This is the mail archive of the
gcc-prs@gcc.gnu.org
mailing list for the GCC project.
Re: optimization/7130: miscompiled code for gcc-3.1 in powerpc linux with -funroll-all-loops
- From: Alan Modra <amodra at bigpond dot net dot au>
- To: nobody at gcc dot gnu dot org
- Cc: gcc-prs at gcc dot gnu dot org,
- Date: 11 Jul 2002 07:56:01 -0000
- Subject: Re: optimization/7130: miscompiled code for gcc-3.1 in powerpc linux with -funroll-all-loops
- Reply-to: Alan Modra <amodra at bigpond dot net dot au>
The following reply was made to PR optimization/7130; it has been noted by GNATS.
From: Alan Modra <amodra@bigpond.net.au>
To: yozo@cs.berkeley.edu
Cc: gcc-gnats@gcc.gnu.org, gcc-patches@gcc.gnu.org
Subject: Re: optimization/7130: miscompiled code for gcc-3.1 in powerpc linux with -funroll-all-loops
Date: Thu, 11 Jul 2002 17:21:57 +0930
doloop.c:doloop_modify_runtime says:
If the loop has been unrolled, then the loop body has been
preconditioned to iterate a multiple of unroll_number times. If
abs_inc is != 1, the full calculation is
t1 = abs_inc * unroll_number;
n = abs (final - initial) / t1;
n += (abs (final - initial) % t1) > t1 - abs_inc;
This is wrong. Taking the example in the PR, we have
abs_inc = 1
unroll_number = 4
abs (final - initial) = 10
=> t1 == 4
abs (final - initial) % t1 == 2
=> n == 2
We want n == 3, to go around the loop fully twice, and once partially.
A little thought shows the correct calculation is
The amount we increment per (partially) unrolled loop
t1 = abs_inc * unroll_number;
The number of time we'll go fully round the loop.
n = abs (final - initial) / t1;
Plus any partial loops.
n += (abs (final - initial) % t1) >= abs_inc;
PR optimization/7130
* doloop.c (doloop_modify_runtime): Correct count for unrolled loops.

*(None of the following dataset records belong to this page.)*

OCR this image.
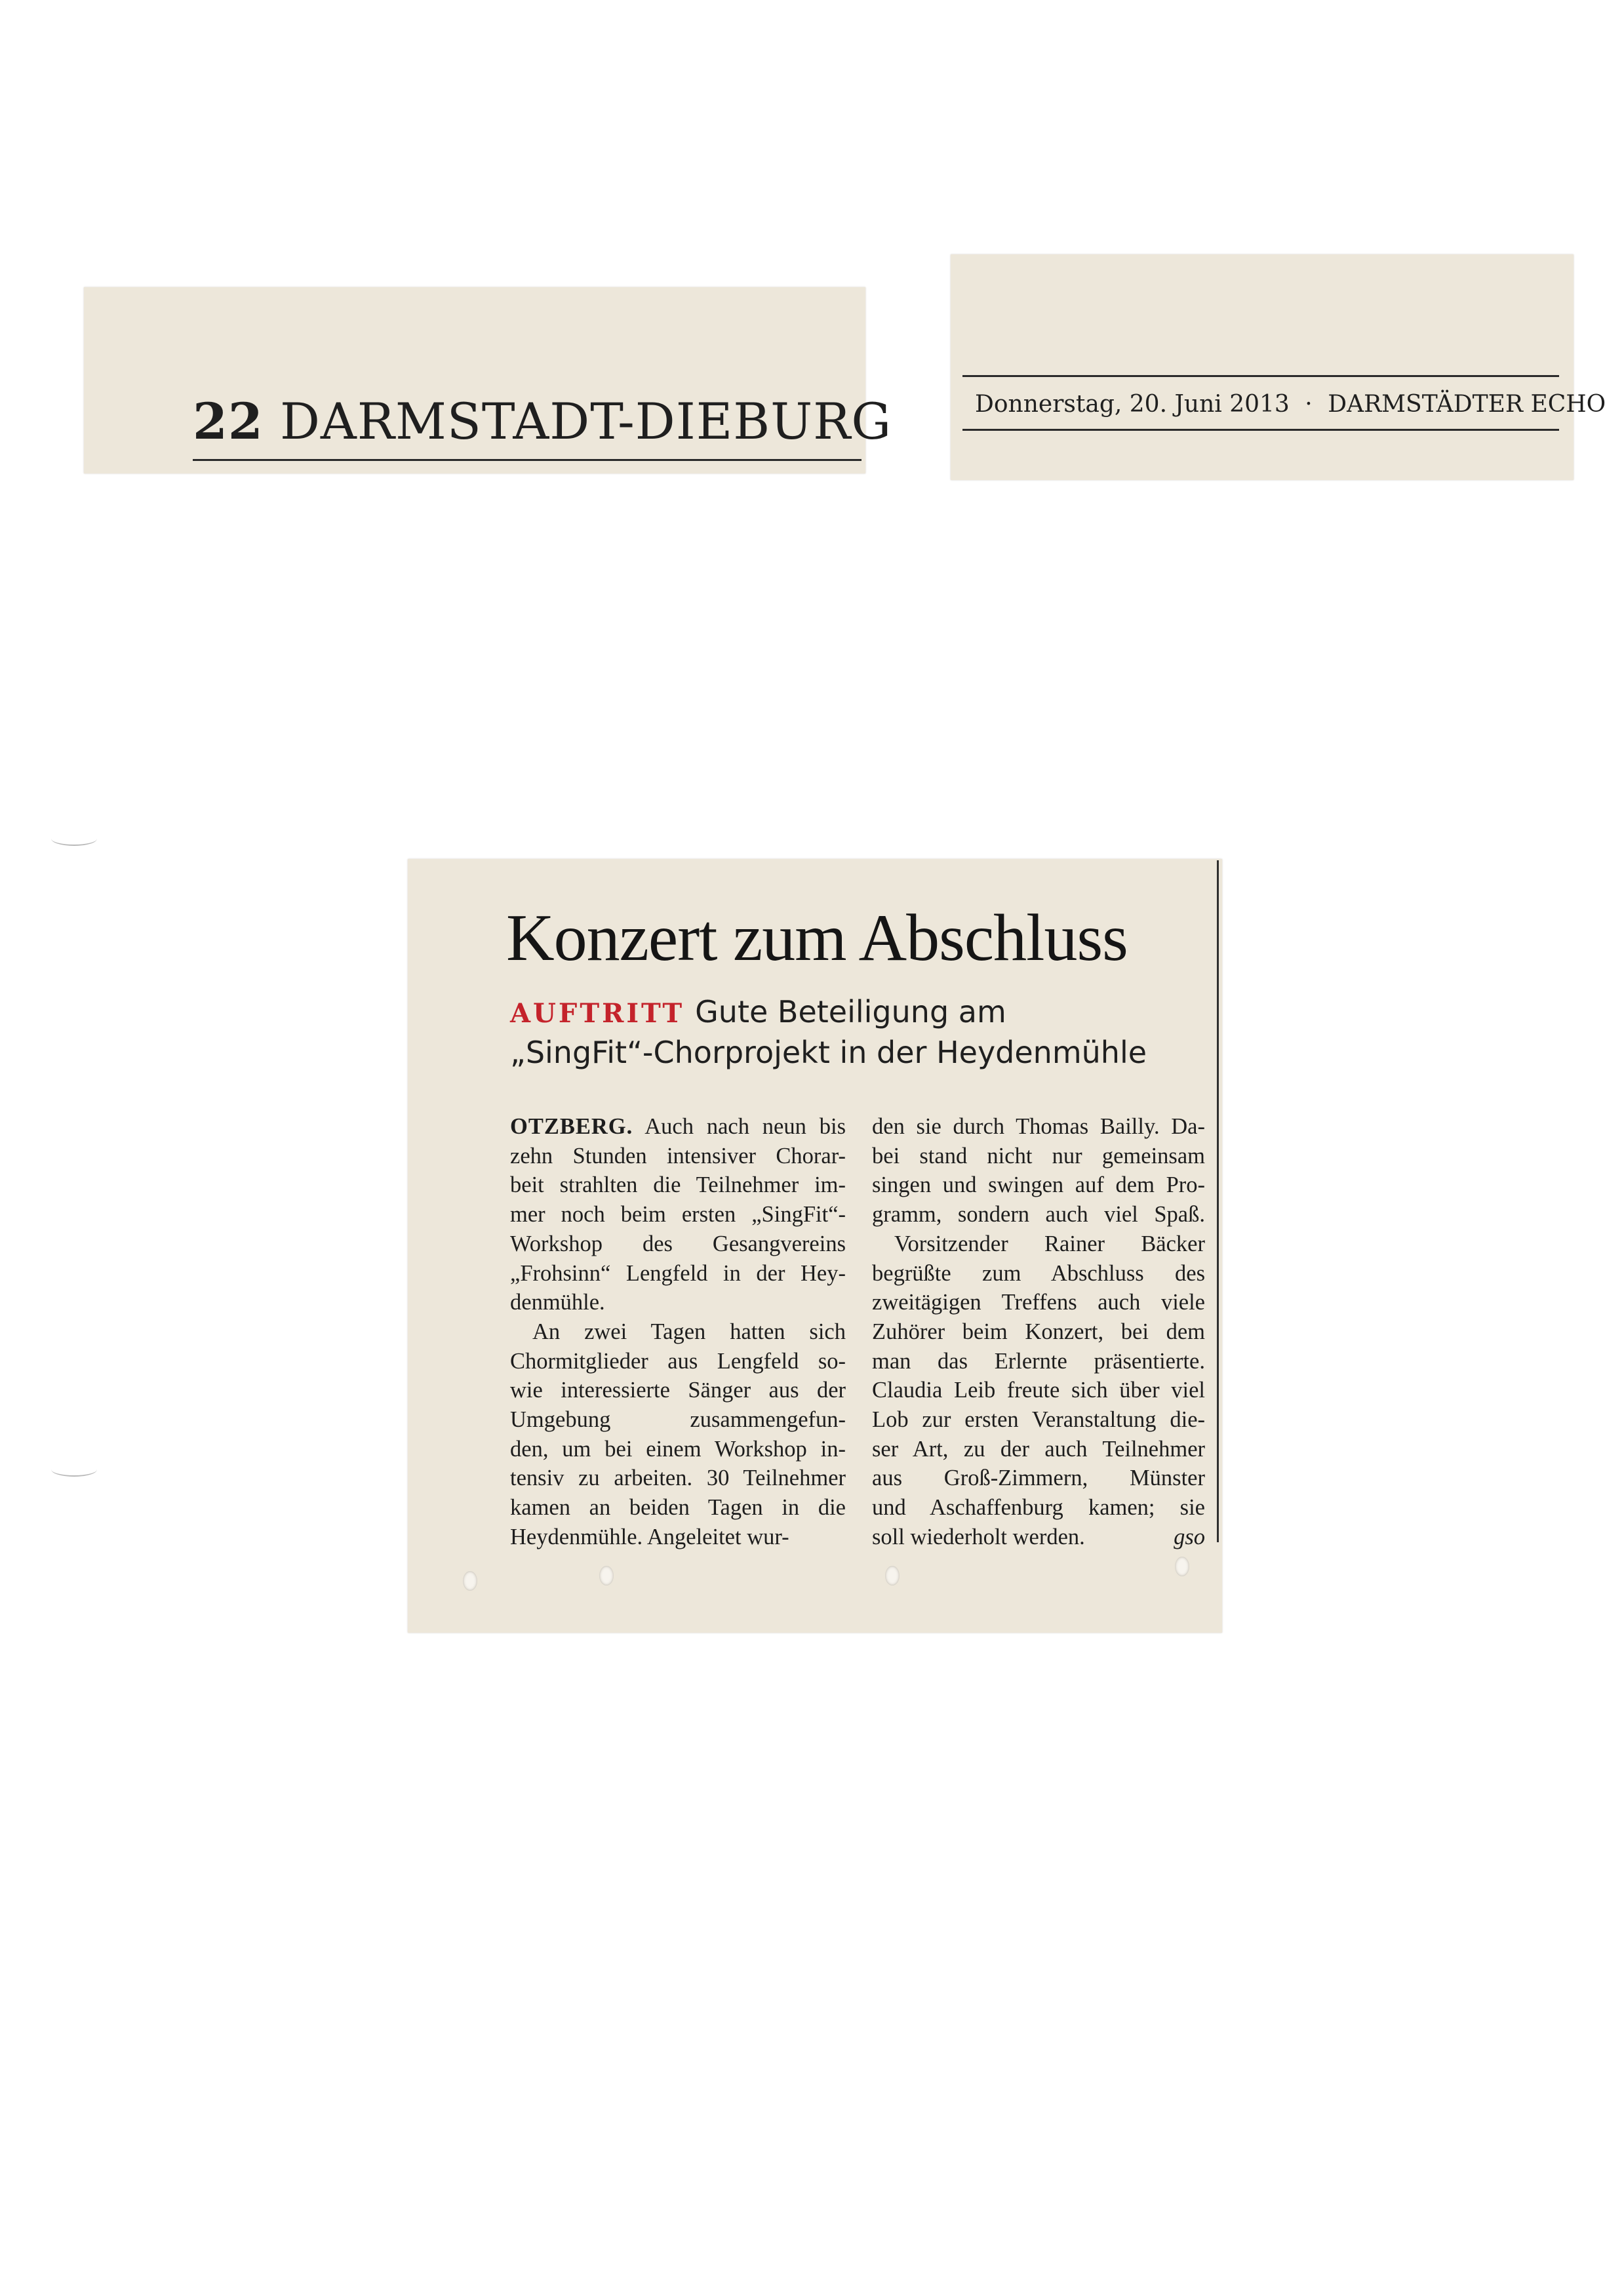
22 DARMSTADT-DIEBURG	Donnerstag, 20. Juni 2013 · DARMSTÄDTER ECHO
Konzert zum Abschluss
AUFTRITT Gute Beteiligung am
„SingFit“-Chorprojekt in der Heydenmühle
OTZBERG. Auch nach neun bis
zehn Stunden intensiver Chorar-
beit strahlten die Teilnehmer im-
mer noch beim ersten „SingFit“-
Workshop des Gesangvereins
„Frohsinn“ Lengfeld in der Hey-
denmühle.
An zwei Tagen hatten sich
Chormitglieder aus Lengfeld so-
wie interessierte Sänger aus der
Umgebung zusammengefun-
den, um bei einem Workshop in-
tensiv zu arbeiten. 30 Teilnehmer
kamen an beiden Tagen in die
Heydenmühle. Angeleitet wur-
den sie durch Thomas Bailly. Da-
bei stand nicht nur gemeinsam
singen und swingen auf dem Pro-
gramm, sondern auch viel Spaß.
Vorsitzender Rainer Bäcker
begrüßte zum Abschluss des
zweitägigen Treffens auch viele
Zuhörer beim Konzert, bei dem
man das Erlernte präsentierte.
Claudia Leib freute sich über viel
Lob zur ersten Veranstaltung die-
ser Art, zu der auch Teilnehmer
aus Groß-Zimmern, Münster
und Aschaffenburg kamen; sie
soll wiederholt werden.	gso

This needs to go on the 3.1 branch too. OK, assuming my powerpc-linux
bootstrap and regression test passes?
--
Alan Modra
IBM OzLabs - Linux Technology Centre
Index: gcc/doloop.c
===================================================================
RCS file: /cvs/gcc/gcc/gcc/doloop.c,v
retrieving revision 1.20
diff -u -p -r1.20 doloop.c
--- gcc/doloop.c 24 Jun 2002 02:16:42 -0000 1.20
+++ gcc/doloop.c 11 Jul 2002 07:49:43 -0000
@@ -552,6 +552,7 @@ doloop_modify_runtime (loop, iterations_
{
const struct loop_info *loop_info = LOOP_INFO (loop);
HOST_WIDE_INT abs_inc;
+ HOST_WIDE_INT abs_loop_inc;
int neg_inc;
rtx diff;
rtx sequence;
@@ -601,7 +602,7 @@ doloop_modify_runtime (loop, iterations_
t1 = abs_inc * unroll_number;
n = abs (final - initial) / t1;
- n += (abs (final - initial) % t1) > t1 - abs_inc;
+ n += (abs (final - initial) % t1) >= abs_inc;
The division and modulo operations can be avoided by requiring
that the increment is a power of 2 (precondition_loop_p enforces
@@ -667,20 +668,21 @@ doloop_modify_runtime (loop, iterations_
}
}
- if (abs_inc * loop_info->unroll_number != 1)
+ abs_loop_inc = abs_inc * loop_info->unroll_number;
+ if (abs_loop_inc != 1)
{
int shift_count;
- shift_count = exact_log2 (abs_inc * loop_info->unroll_number);
+ shift_count = exact_log2 (abs_loop_inc);
if (shift_count < 0)
abort ();
- if (abs_inc != 1)
- diff = expand_simple_binop (GET_MODE (diff), PLUS,
- diff, GEN_INT (abs_inc - 1),
- diff, 1, OPTAB_LIB_WIDEN);
+ diff = expand_simple_binop (GET_MODE (diff), PLUS,
+ diff, GEN_INT (abs_loop_inc - abs_inc),
+ diff, 1, OPTAB_LIB_WIDEN);
- /* (abs (final - initial) + abs_inc - 1) / (abs_inc * unroll_number) */
+ /* (abs (final - initial) + abs_inc * unroll_number - abs_inc)
+ / (abs_inc * unroll_number) */
diff = expand_simple_binop (GET_MODE (diff), LSHIFTRT,
diff, GEN_INT (shift_count),
diff, 1, OPTAB_LIB_WIDEN);